Di dalam Sosiolinguistik terdapat beberapa masalah penting yang merupakan masalah bagi peneliti, yaitu (1) identitas sosial dari penutur, (2) identitas sosial dari pendengar yang terlibat dalam proses komunikasi, (3) lingkungan sosial tempat peristiwa tutur terjadi, (4) analisis sinkronik dan diakronik dari dialek-dialek sosial, (5) penilaian sosial yang berbeda oleh penutur akan perilaku bentuk-bentuk ujaran, (6) tingkatan variasi dan ragam linguistik, dan (7) penerapan praktis dari penelitian sosiolinguistik.
Pertemuan 2 : Komunikasi Bahasa
Hakikat bahasa : bahasa itu sebuah sistem lambang, berupa bunyi, bersifat arbitrer, produktif, dinamis, beragam, dan manusiawi. Ciri-ciri tersebut bahasa tersebut menjadi indikator hakikat bahasa adalah menurut pandangan linguistik umum (general linguistics), yang melihat bahasa sebagai bahasa.
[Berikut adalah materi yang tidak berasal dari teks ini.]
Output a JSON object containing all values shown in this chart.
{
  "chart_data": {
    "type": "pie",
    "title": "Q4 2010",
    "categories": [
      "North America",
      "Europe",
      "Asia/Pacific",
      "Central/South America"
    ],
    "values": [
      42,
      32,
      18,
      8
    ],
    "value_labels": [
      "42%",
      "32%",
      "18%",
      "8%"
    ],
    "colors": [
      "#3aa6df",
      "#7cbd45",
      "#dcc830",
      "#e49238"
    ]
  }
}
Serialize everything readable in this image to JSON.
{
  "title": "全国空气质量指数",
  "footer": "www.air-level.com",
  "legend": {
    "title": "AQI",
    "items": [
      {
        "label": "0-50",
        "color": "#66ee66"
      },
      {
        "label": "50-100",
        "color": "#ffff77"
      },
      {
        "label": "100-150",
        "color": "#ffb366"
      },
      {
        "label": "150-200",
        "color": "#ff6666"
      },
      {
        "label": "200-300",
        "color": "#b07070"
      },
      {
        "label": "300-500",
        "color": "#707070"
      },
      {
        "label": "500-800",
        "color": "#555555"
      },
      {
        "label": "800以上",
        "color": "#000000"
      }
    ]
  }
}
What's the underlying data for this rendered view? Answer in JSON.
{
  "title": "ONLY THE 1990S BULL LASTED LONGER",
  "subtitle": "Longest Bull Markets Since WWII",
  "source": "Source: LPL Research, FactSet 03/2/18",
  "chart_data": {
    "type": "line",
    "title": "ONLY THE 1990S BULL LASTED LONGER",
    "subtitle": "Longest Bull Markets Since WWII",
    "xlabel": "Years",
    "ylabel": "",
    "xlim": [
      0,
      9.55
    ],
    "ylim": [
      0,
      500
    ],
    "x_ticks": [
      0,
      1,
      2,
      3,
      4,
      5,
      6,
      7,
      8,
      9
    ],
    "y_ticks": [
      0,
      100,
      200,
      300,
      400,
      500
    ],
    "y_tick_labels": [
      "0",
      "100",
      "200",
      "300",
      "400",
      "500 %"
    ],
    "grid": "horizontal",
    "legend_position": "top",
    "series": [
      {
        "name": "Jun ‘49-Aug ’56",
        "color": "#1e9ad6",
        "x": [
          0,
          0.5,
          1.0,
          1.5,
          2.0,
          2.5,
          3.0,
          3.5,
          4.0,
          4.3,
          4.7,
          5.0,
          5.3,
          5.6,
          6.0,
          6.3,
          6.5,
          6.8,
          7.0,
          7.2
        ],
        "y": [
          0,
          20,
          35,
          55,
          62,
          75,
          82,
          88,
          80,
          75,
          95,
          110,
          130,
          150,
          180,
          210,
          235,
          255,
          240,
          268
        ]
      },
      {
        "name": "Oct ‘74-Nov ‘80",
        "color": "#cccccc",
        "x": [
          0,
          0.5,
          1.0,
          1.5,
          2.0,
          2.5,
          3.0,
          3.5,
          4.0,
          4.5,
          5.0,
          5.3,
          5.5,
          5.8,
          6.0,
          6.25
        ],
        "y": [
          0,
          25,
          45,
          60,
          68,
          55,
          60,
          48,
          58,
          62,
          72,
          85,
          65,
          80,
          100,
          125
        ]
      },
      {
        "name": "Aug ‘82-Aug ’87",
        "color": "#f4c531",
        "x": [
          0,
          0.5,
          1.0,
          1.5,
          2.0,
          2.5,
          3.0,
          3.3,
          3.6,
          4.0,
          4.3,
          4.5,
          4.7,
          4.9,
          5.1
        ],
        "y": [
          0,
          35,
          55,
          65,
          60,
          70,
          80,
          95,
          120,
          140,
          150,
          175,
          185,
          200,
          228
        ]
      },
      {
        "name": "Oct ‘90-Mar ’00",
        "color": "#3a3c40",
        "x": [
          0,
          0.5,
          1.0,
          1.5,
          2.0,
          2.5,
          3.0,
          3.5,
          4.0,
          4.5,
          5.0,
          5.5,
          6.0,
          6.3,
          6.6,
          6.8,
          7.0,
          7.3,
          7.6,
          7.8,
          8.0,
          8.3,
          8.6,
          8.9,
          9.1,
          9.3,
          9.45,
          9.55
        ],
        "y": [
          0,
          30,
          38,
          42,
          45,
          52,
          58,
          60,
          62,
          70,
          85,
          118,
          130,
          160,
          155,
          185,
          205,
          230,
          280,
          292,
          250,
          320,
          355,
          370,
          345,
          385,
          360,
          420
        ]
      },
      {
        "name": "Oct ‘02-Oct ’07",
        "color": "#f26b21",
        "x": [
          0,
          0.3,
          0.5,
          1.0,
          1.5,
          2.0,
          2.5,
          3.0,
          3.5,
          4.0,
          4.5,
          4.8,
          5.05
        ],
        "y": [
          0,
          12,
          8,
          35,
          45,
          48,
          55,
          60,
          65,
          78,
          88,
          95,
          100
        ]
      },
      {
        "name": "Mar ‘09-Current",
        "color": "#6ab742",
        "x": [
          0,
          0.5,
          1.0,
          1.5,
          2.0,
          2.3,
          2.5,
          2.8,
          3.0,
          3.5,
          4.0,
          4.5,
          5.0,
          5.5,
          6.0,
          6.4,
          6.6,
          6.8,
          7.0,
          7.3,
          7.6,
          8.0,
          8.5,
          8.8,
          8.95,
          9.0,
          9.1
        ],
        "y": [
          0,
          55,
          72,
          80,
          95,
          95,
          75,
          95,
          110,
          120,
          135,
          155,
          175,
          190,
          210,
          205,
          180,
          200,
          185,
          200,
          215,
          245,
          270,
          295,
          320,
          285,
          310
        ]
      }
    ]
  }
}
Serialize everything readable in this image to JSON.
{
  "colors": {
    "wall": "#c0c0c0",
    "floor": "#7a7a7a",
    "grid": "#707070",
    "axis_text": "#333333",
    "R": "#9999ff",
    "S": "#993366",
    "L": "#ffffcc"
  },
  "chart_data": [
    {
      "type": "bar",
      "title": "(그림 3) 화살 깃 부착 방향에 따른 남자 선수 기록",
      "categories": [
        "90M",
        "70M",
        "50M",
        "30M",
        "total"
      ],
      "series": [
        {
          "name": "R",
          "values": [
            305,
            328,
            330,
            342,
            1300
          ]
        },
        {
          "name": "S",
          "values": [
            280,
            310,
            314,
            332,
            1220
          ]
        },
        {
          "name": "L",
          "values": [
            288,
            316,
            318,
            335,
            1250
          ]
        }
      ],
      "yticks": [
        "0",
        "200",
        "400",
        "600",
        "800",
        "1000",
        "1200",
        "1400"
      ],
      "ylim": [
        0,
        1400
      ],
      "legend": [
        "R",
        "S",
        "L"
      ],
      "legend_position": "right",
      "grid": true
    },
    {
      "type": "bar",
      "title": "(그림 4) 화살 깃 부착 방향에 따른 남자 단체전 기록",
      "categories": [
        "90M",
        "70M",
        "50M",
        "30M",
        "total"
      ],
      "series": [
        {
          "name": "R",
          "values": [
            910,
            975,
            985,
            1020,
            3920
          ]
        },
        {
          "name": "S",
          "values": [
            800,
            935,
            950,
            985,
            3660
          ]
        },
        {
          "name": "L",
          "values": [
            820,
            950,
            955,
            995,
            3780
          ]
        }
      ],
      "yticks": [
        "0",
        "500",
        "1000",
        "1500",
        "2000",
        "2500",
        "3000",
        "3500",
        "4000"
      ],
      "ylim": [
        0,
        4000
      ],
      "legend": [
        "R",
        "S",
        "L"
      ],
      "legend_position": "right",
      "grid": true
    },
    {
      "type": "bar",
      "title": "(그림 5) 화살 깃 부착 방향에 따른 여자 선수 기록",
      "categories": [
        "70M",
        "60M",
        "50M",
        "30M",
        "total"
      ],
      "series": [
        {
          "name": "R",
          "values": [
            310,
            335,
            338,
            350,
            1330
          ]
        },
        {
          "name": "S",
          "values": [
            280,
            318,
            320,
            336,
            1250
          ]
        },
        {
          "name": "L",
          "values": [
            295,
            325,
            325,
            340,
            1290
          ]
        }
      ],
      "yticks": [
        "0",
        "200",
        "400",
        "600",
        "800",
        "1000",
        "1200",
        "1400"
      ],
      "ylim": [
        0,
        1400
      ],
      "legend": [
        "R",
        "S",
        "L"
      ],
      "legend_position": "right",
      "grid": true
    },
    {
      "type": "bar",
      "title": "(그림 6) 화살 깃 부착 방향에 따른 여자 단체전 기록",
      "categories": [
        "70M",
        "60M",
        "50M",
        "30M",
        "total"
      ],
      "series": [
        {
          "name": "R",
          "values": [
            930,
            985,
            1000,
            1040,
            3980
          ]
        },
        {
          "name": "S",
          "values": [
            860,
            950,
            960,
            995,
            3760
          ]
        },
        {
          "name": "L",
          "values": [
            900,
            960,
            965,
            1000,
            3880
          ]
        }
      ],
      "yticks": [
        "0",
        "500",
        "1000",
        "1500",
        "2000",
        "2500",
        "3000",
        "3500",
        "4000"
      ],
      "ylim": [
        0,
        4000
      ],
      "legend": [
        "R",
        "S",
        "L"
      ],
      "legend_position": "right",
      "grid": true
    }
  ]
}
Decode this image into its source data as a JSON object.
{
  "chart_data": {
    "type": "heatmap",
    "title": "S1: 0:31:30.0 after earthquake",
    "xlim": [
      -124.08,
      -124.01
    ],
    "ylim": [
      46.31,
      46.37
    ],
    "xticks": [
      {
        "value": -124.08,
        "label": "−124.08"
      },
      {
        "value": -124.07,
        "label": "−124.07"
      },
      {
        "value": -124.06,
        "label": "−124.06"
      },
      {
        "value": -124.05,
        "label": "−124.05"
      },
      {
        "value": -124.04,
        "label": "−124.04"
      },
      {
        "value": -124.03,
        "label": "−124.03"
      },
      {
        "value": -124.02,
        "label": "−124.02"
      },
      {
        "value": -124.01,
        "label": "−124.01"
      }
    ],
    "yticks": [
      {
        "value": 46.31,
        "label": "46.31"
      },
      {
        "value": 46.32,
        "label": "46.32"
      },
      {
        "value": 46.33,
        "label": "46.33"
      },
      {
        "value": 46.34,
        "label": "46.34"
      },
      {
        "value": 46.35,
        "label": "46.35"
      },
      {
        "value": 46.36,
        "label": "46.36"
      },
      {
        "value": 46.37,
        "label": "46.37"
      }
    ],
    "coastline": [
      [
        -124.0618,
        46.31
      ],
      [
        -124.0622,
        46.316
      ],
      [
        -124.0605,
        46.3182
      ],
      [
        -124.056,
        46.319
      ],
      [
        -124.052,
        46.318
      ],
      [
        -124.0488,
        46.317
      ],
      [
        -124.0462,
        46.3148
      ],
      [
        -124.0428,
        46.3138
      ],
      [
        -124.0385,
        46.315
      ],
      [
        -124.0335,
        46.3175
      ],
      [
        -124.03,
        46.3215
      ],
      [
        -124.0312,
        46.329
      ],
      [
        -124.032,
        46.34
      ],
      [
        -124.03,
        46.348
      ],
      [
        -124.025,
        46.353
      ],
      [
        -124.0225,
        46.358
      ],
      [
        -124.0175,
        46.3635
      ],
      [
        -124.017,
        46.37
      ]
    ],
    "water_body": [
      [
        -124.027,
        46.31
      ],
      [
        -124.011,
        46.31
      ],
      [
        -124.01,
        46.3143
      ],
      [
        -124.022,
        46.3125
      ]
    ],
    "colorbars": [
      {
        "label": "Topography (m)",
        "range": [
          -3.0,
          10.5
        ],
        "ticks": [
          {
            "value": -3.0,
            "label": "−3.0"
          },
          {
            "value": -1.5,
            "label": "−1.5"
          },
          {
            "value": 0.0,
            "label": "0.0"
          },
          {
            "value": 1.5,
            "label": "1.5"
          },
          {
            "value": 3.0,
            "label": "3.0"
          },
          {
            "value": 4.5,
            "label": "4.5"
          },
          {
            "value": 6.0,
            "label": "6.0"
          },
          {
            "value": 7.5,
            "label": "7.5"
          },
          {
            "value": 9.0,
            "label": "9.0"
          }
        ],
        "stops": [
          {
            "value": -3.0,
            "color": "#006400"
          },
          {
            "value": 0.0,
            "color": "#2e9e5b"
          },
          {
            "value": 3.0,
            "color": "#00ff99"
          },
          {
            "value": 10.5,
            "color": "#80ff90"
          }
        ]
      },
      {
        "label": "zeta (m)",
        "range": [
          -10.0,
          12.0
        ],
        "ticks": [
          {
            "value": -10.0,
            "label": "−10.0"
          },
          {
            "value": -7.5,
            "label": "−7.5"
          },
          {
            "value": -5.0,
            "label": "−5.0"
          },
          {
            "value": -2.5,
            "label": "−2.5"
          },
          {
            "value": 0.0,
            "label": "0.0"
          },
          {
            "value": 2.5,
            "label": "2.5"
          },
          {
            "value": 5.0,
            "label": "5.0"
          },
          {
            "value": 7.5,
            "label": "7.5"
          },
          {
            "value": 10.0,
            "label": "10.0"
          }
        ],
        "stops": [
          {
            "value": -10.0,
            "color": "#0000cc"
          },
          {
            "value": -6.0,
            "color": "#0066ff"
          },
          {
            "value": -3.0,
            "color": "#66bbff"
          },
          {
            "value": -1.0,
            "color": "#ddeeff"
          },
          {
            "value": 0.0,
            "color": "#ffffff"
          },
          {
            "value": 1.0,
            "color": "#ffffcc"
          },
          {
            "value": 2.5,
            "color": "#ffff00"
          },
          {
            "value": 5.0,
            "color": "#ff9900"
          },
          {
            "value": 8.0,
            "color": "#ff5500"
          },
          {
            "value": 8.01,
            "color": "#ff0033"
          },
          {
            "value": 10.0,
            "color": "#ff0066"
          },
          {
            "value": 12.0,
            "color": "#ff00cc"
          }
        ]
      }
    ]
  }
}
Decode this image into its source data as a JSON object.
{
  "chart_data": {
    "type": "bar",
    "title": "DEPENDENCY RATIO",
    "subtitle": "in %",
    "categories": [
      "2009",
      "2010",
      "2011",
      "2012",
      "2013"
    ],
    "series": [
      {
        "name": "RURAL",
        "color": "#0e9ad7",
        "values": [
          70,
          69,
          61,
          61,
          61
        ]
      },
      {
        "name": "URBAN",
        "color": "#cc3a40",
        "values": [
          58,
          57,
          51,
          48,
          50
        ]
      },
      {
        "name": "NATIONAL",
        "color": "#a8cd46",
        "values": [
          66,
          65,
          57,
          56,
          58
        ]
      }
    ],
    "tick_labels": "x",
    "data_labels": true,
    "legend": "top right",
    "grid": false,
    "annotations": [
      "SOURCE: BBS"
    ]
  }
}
Sedangkan menurut pandangan sosiolinguistik bahasa itu juga mempunyai ciri sebagai alat interaksi sosial dan sebagai alat mengidentifikasikan diri.
Fungsi bahasa dilihat dari sudut penutur bahwa bahasa itu berfungsi personalatau pribadi. Maksudnya, si penutur menyatakan sikap terhadap apa yang dituturkannya. Si penutur bukan hanya mengungkapkan emosi lewat bahasa, tetapi juga memperlihatkan emosi itu sewaktu menyampaikan tuturannya. Dalam hal ini pihak si pendengar juga dapat menduga apakah si penutur sedih, marah, atau gembira. Sedangkan dari sudut pendengar bahwa bahasa berfungsidirektif, yaitu mengatur tingkah laku pendengar yakni tidak hanya membuat pendengar melakukan sesuatu tetapi juga melakukan kegiatan yang sesuai dengan yang dimaui si pembicara.
Pertemuan 3 : Bahasa dan Masyarakat
Ferdinand de Saussure (1916) mengusung pendapat tentang bahasa yaitu adanya bagian-bagian bahasa, antara lain langage, langue, dan parole. Dalam bahasa Prancis, langage yaitu sistem lambang bunyi yang digunakan manusia untuk berkomunikasi dan berinteraksi secara verbal diantara sesamanya. Langue yaitu sistem lambang bunyi tertentu yang digunakan sekelompok anggota masyarakat tertentu. Sedangkan parole yaitu bentuk ujaran atau tuturan yang dilakukan oleh para anggota masyarakat di dalam kegiatan interaksi atau komunikasi sesamanya. Sebagai langage, bahasa bersifat universal dan ketika sebagailangue maka keuniversalannya terbatas pada suatu masyarakat tertentu.
Dalam berkomunikasi, adanya saling mengerti antara penduduk suatu wilayah tertentu dengan penduduk wilayah yang lain dikarenakan adanya kesamaan sistem dan subsistem (fonologi, morfologi, sintaksis, leksikon, dan semantik) antara langue dan parole yang mereka gunakan. Ketidaksamaan sistem dan subsistem menyebabkan tidak terjadinya saling mengerti menandai adanya dua sistem langue yang berbeda.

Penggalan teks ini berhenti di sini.